The main character in my novel Needing Napoleon could easily be mistaken for me at first glance. After all, he is a teacher of history and so was I. He looks roughly like me (maybe ten years ago!) too. He even suffers some of the same doubts. But it would be a mistake to think he is me. He is all alone in his life. An orphan without a partner or any close friends. So not me, after all!
I suppose he is a repository for things I worried I might become at various points in my life. He is a basically decent human being who just feels out of step. Most of us can relate to that feeling at some point in our lives, can't we?
He has spent a lot of time trying to do the right thing even when it seemed to be taking him further and further from what he wanted. The pressure of that builds up until he is prepared to consider a radical alternative. This is a prerequisite for my plot to work!
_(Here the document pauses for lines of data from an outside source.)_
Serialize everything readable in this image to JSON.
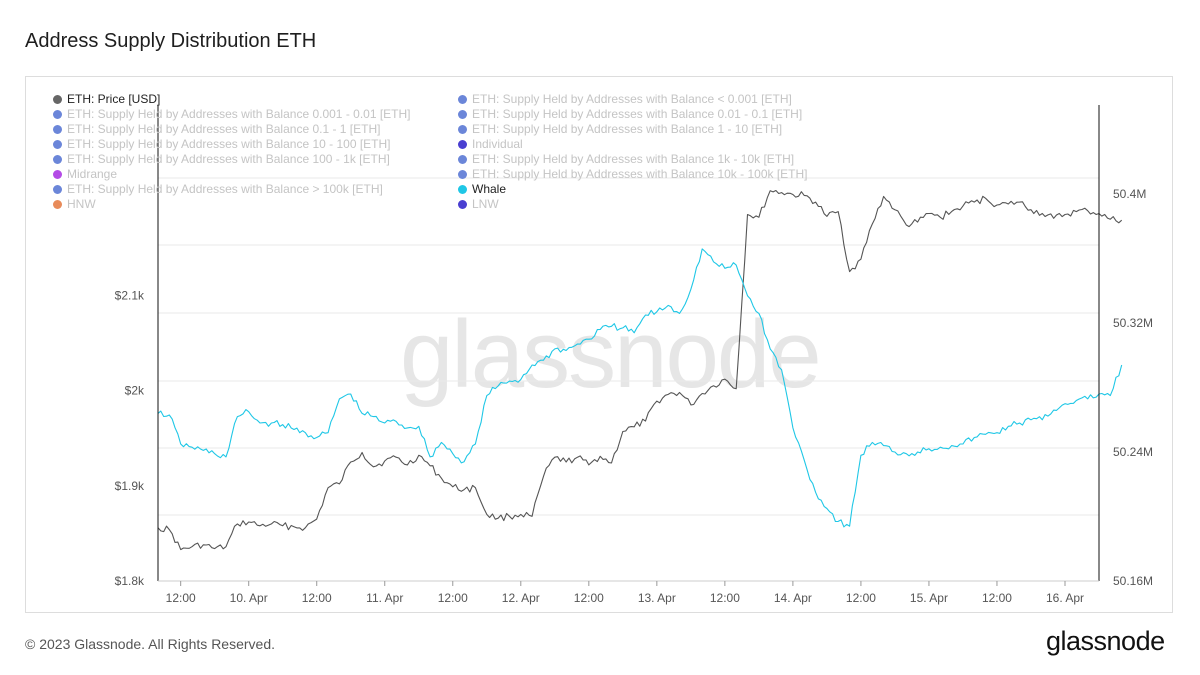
{
  "title": "Address Supply Distribution ETH",
  "footer": "© 2023 Glassnode. All Rights Reserved.",
  "logo": "glassnode",
  "watermark": "glassnode",
  "colors": {
    "price": "#555555",
    "whale": "#1fc7e6",
    "grid": "#e9e9e9",
    "axis": "#111111"
  },
  "legend": [
    {
      "label": "ETH: Price [USD]",
      "color": "#666666",
      "active": true
    },
    {
      "label": "ETH: Supply Held by Addresses with Balance < 0.001 [ETH]",
      "color": "#6b86d9",
      "active": false
    },
    {
      "label": "ETH: Supply Held by Addresses with Balance 0.001 - 0.01 [ETH]",
      "color": "#6b86d9",
      "active": false
    },
    {
      "label": "ETH: Supply Held by Addresses with Balance 0.01 - 0.1 [ETH]",
      "color": "#6b86d9",
      "active": false
    },
    {
      "label": "ETH: Supply Held by Addresses with Balance 0.1 - 1 [ETH]",
      "color": "#6b86d9",
      "active": false
    },
    {
      "label": "ETH: Supply Held by Addresses with Balance 1 - 10 [ETH]",
      "color": "#6b86d9",
      "active": false
    },
    {
      "label": "ETH: Supply Held by Addresses with Balance 10 - 100 [ETH]",
      "color": "#6b86d9",
      "active": false
    },
    {
      "label": "Individual",
      "color": "#4a3fd1",
      "active": false
    },
    {
      "label": "ETH: Supply Held by Addresses with Balance 100 - 1k [ETH]",
      "color": "#6b86d9",
      "active": false
    },
    {
      "label": "ETH: Supply Held by Addresses with Balance 1k - 10k [ETH]",
      "color": "#6b86d9",
      "active": false
    },
    {
      "label": "Midrange",
      "color": "#b44be6",
      "active": false
    },
    {
      "label": "ETH: Supply Held by Addresses with Balance 10k - 100k [ETH]",
      "color": "#6b86d9",
      "active": false
    },
    {
      "label": "ETH: Supply Held by Addresses with Balance > 100k [ETH]",
      "color": "#6b86d9",
      "active": false
    },
    {
      "label": "Whale",
      "color": "#1fc7e6",
      "active": true
    },
    {
      "label": "HNW",
      "color": "#e88b5a",
      "active": false
    },
    {
      "label": "LNW",
      "color": "#4a3fd1",
      "active": false
    }
  ],
  "chart_data": {
    "type": "line",
    "x_ticks": [
      "12:00",
      "10. Apr",
      "12:00",
      "11. Apr",
      "12:00",
      "12. Apr",
      "12:00",
      "13. Apr",
      "12:00",
      "14. Apr",
      "12:00",
      "15. Apr",
      "12:00",
      "16. Apr"
    ],
    "x_range": [
      "2023-04-09 08:00",
      "2023-04-16 06:00"
    ],
    "y_left": {
      "ticks": [
        "$1.8k",
        "$1.9k",
        "$2k",
        "$2.1k"
      ],
      "tick_values": [
        1800,
        1900,
        2000,
        2100
      ],
      "range": [
        1800,
        2300
      ]
    },
    "y_right": {
      "ticks": [
        "50.16M",
        "50.24M",
        "50.32M",
        "50.4M"
      ],
      "tick_values": [
        50.16,
        50.24,
        50.32,
        50.4
      ],
      "range": [
        50.16,
        50.4553
      ]
    },
    "series": [
      {
        "name": "ETH: Price [USD]",
        "axis": "left",
        "x_hours": [
          0,
          2,
          4,
          6,
          8,
          10,
          12,
          14,
          16,
          18,
          20,
          22,
          24,
          26,
          28,
          30,
          32,
          34,
          36,
          38,
          40,
          42,
          44,
          46,
          48,
          50,
          52,
          54,
          56,
          58,
          60,
          62,
          64,
          66,
          68,
          70,
          72,
          74,
          76,
          78,
          80,
          82,
          84,
          86,
          88,
          90,
          92,
          94,
          96,
          98,
          100,
          102,
          104,
          106,
          108,
          110,
          112,
          114,
          116,
          118,
          120,
          122,
          124,
          126,
          128,
          130,
          132,
          134,
          136,
          138,
          140,
          142,
          144,
          146,
          148,
          150,
          152,
          154,
          156,
          158,
          160,
          162,
          164,
          166,
          168,
          170
        ],
        "values": [
          1856,
          1854,
          1833,
          1836,
          1838,
          1834,
          1836,
          1860,
          1862,
          1858,
          1860,
          1858,
          1857,
          1856,
          1865,
          1898,
          1902,
          1925,
          1935,
          1920,
          1926,
          1930,
          1922,
          1932,
          1921,
          1908,
          1899,
          1896,
          1898,
          1870,
          1866,
          1868,
          1870,
          1868,
          1910,
          1930,
          1925,
          1930,
          1922,
          1931,
          1924,
          1957,
          1962,
          1968,
          1989,
          1996,
          1998,
          1985,
          1997,
          2005,
          2012,
          2002,
          2185,
          2182,
          2210,
          2208,
          2206,
          2205,
          2198,
          2183,
          2188,
          2125,
          2138,
          2175,
          2204,
          2190,
          2174,
          2177,
          2186,
          2182,
          2188,
          2194,
          2198,
          2202,
          2195,
          2196,
          2198,
          2190,
          2186,
          2181,
          2185,
          2188,
          2189,
          2186,
          2180,
          2179
        ]
      },
      {
        "name": "Whale",
        "axis": "right",
        "x_hours": [
          0,
          2,
          4,
          6,
          8,
          10,
          12,
          14,
          16,
          18,
          20,
          22,
          24,
          26,
          28,
          30,
          32,
          34,
          36,
          38,
          40,
          42,
          44,
          46,
          48,
          50,
          52,
          54,
          56,
          58,
          60,
          62,
          64,
          66,
          68,
          70,
          72,
          74,
          76,
          78,
          80,
          82,
          84,
          86,
          88,
          90,
          92,
          94,
          96,
          98,
          100,
          102,
          104,
          106,
          108,
          110,
          112,
          114,
          116,
          118,
          120,
          122,
          124,
          126,
          128,
          130,
          132,
          134,
          136,
          138,
          140,
          142,
          144,
          146,
          148,
          150,
          152,
          154,
          156,
          158,
          160,
          162,
          164,
          166,
          168,
          170
        ],
        "values": [
          50.264,
          50.263,
          50.245,
          50.243,
          50.241,
          50.239,
          50.237,
          50.262,
          50.265,
          50.258,
          50.258,
          50.257,
          50.254,
          50.252,
          50.249,
          50.252,
          50.273,
          50.276,
          50.264,
          50.262,
          50.258,
          50.259,
          50.255,
          50.256,
          50.237,
          50.246,
          50.239,
          50.234,
          50.245,
          50.275,
          50.281,
          50.284,
          50.285,
          50.294,
          50.297,
          50.304,
          50.303,
          50.307,
          50.31,
          50.316,
          50.318,
          50.317,
          50.314,
          50.325,
          50.327,
          50.331,
          50.326,
          50.341,
          50.366,
          50.358,
          50.354,
          50.356,
          50.337,
          50.326,
          50.304,
          50.291,
          50.255,
          50.235,
          50.215,
          50.205,
          50.197,
          50.194,
          50.238,
          50.246,
          50.244,
          50.24,
          50.239,
          50.24,
          50.242,
          50.243,
          50.244,
          50.245,
          50.249,
          50.251,
          50.252,
          50.256,
          50.258,
          50.26,
          50.26,
          50.266,
          50.27,
          50.272,
          50.273,
          50.276,
          50.275,
          50.294
        ]
      }
    ]
  }
}
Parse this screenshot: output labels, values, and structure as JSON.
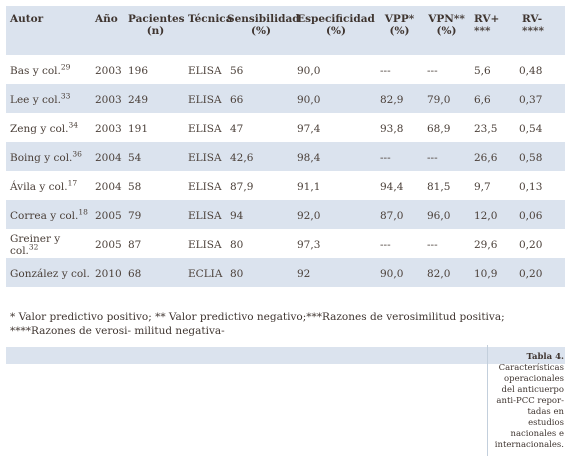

I always wanted to be a writer. But I also wanted to do the right thing. It took a long time to realise the two things weren't mutually exclusive. And that was only possible when I was financially secure. I have no illusions about big sales. So, the right thing was to earn a living in the best way possible. For me, that meant a rewarding life in teaching and school management. I got to work with some fantastic people. I don't regret it. Nor do I regret retiring early to write!
This was supposed to be a blog about characters. I started out to explain the threads of me running through my main character while denying he is me. I seem to have ended up talking more about myself! But seriously, I think most good characters are part real person and part imagination, partly realistic and partly fantastic.
A strong fictional character might possess exaggerated elements of real people but he or she is also likely to be in a particular situation or predicament. The character's predilections collide with his or her circumstances. That's one of the sources of tension needed to make a story.